Lecture 5- Sleep Flashcards
What is sleep?
-readily reversible state of reduced responsiveness -recumbent posture (lie down) -raised threshold to sensory stimuli -low level of motor output -intermittent high levels of brain activity (bursts) -dreaming -all animals seem to do it
What are the possible reasons for sleeping? (6)
1.memory stabilisation, memories strengthen when asleep 2.cleaning and maintenance 3.for unlearning, getting rid of unwanted memories 4.restoring something (energy, neurotransmitters?) 5.adaptive inactivity: protection as it keeps you from the outside world where you wouldn’t do well 6.rewiring preprogrammed brain in light of experience
How much time in a lifetime do you spend sleeping?
-on average about a third
Do all higher vertebrates sleep?
-yes -but even drosophila does
What are the physiological changes in your body when you sleep?
-temperature drops -respiration slows (saves energy) -alertness decreases -brain activity changes
What do you look at when examining sleep wave patterns?
-EEG
How do you utilise EEG to examine sleep patterns?

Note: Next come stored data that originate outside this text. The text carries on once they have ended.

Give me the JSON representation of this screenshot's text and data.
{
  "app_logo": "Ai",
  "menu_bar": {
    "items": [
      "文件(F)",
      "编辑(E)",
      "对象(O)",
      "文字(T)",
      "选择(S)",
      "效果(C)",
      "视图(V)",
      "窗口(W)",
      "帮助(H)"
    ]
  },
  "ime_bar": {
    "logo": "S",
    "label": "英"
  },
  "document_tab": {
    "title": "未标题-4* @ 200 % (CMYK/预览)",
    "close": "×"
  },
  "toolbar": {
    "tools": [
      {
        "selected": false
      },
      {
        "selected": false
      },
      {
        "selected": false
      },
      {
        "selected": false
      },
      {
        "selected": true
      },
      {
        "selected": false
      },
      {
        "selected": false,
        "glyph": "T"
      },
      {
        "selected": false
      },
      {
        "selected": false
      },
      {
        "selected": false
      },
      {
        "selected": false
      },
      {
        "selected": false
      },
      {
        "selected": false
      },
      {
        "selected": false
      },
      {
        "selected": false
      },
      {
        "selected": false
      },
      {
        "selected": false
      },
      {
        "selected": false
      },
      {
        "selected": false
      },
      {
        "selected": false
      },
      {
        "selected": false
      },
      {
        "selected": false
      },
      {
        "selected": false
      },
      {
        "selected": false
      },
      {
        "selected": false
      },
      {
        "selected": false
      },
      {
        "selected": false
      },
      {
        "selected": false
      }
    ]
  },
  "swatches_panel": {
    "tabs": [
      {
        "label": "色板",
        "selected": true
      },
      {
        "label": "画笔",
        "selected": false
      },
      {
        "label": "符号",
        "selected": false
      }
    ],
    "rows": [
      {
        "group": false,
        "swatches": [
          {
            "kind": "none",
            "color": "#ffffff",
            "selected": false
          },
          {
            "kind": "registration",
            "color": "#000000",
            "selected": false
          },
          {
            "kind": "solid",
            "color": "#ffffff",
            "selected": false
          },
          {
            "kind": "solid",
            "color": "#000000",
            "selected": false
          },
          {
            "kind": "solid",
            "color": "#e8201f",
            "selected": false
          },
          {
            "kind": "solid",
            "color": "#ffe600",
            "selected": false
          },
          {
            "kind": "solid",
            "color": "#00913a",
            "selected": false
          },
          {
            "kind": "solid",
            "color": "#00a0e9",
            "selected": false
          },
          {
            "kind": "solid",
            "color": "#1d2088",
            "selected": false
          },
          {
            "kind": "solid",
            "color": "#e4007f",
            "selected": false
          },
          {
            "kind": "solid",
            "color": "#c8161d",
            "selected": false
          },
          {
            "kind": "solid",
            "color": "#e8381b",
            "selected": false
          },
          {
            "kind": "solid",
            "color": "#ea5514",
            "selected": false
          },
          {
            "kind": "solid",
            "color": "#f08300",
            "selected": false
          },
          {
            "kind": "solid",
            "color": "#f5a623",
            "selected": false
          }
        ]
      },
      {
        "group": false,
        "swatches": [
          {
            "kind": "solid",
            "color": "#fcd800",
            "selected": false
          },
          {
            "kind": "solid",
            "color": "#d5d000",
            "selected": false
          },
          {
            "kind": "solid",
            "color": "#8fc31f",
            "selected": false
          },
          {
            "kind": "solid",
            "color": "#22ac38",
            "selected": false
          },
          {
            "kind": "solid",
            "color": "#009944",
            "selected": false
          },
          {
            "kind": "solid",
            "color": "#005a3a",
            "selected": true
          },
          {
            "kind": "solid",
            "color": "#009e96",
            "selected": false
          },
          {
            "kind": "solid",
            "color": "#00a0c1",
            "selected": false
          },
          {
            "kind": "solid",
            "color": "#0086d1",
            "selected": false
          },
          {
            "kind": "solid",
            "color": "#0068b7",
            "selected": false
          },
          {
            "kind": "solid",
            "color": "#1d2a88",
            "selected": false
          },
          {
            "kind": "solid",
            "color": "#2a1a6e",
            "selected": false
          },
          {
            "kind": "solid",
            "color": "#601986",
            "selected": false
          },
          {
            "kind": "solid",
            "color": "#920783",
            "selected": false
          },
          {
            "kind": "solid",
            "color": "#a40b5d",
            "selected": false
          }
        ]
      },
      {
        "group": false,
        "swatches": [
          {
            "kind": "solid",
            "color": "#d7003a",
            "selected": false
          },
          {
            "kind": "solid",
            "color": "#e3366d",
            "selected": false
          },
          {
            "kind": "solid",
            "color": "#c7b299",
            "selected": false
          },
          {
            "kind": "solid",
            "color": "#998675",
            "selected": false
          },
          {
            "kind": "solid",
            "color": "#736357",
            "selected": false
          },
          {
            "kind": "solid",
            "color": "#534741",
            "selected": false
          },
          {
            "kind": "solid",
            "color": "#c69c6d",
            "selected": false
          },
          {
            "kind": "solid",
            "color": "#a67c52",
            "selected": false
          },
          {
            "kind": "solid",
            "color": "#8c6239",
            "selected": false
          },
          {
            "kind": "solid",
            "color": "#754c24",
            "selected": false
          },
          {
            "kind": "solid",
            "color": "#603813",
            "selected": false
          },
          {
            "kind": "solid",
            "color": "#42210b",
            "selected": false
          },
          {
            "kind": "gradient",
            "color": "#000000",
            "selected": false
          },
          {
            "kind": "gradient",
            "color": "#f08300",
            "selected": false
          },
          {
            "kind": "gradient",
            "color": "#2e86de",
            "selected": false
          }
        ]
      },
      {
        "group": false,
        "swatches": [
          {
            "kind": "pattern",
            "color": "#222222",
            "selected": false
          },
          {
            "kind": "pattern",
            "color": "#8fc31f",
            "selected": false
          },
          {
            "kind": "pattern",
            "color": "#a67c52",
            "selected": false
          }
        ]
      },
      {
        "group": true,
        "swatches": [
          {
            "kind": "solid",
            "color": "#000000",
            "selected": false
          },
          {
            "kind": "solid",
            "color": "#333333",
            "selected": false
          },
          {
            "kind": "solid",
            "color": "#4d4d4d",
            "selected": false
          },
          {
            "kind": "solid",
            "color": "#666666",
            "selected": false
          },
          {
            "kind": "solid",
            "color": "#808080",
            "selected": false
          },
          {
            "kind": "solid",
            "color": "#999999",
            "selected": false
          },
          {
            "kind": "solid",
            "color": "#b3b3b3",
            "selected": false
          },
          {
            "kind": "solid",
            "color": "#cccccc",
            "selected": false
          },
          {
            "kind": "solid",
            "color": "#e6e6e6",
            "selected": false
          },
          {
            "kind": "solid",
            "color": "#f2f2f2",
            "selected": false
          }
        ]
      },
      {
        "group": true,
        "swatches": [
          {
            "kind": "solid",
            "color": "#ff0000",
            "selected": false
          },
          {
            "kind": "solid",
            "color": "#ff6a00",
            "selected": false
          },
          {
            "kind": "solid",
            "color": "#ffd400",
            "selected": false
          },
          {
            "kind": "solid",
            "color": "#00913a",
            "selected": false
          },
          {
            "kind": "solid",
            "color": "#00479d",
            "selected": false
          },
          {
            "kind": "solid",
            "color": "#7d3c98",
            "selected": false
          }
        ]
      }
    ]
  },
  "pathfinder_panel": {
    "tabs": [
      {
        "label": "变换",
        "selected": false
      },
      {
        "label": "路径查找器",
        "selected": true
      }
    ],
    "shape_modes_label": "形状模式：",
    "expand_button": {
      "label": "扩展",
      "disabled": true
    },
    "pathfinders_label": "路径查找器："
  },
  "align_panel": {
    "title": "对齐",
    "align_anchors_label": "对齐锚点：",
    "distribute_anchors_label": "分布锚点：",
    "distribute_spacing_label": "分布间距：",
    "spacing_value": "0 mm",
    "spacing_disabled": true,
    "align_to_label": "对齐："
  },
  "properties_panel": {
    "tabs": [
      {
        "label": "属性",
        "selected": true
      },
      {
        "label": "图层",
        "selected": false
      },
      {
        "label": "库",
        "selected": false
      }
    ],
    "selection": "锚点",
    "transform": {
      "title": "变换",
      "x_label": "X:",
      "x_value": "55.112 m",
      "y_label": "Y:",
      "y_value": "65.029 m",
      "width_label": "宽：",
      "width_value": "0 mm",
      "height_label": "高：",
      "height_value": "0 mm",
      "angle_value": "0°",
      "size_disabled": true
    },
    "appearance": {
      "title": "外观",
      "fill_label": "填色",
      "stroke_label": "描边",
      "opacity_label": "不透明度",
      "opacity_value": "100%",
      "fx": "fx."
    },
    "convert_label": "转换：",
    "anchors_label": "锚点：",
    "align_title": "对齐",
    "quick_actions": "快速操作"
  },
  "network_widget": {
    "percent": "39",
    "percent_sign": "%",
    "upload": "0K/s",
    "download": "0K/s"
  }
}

-scalp electrodes record the electrical potential of cortex -measures activity in populations of cortical neurons -voltages generated by dendrites of pyramidal neurons acting synchronously -in form of rhythmic bursts of activity (brain waves) -multiple leads on scalp and ears -each traces reflect activity in different cortical regions
What is the EEG signature when awake?
-small, high frequency waves -a lot of activity in the cortex when awake
What is the EEG pattern of a sleeping brain?
-two characteristic brain wave patterns 1. Non-REM sleep: larger more rhythmic brain waves, low frequency, small 2. REM sleep has small hight frequency waves indistinguishable from waking state
What does the EEG of an awake person look like (picture)?
- awake or REM sleep
- low voltage, random, fast
- when drowsy= alpha waves
What does the EEG of a person sleeping look like (picture)?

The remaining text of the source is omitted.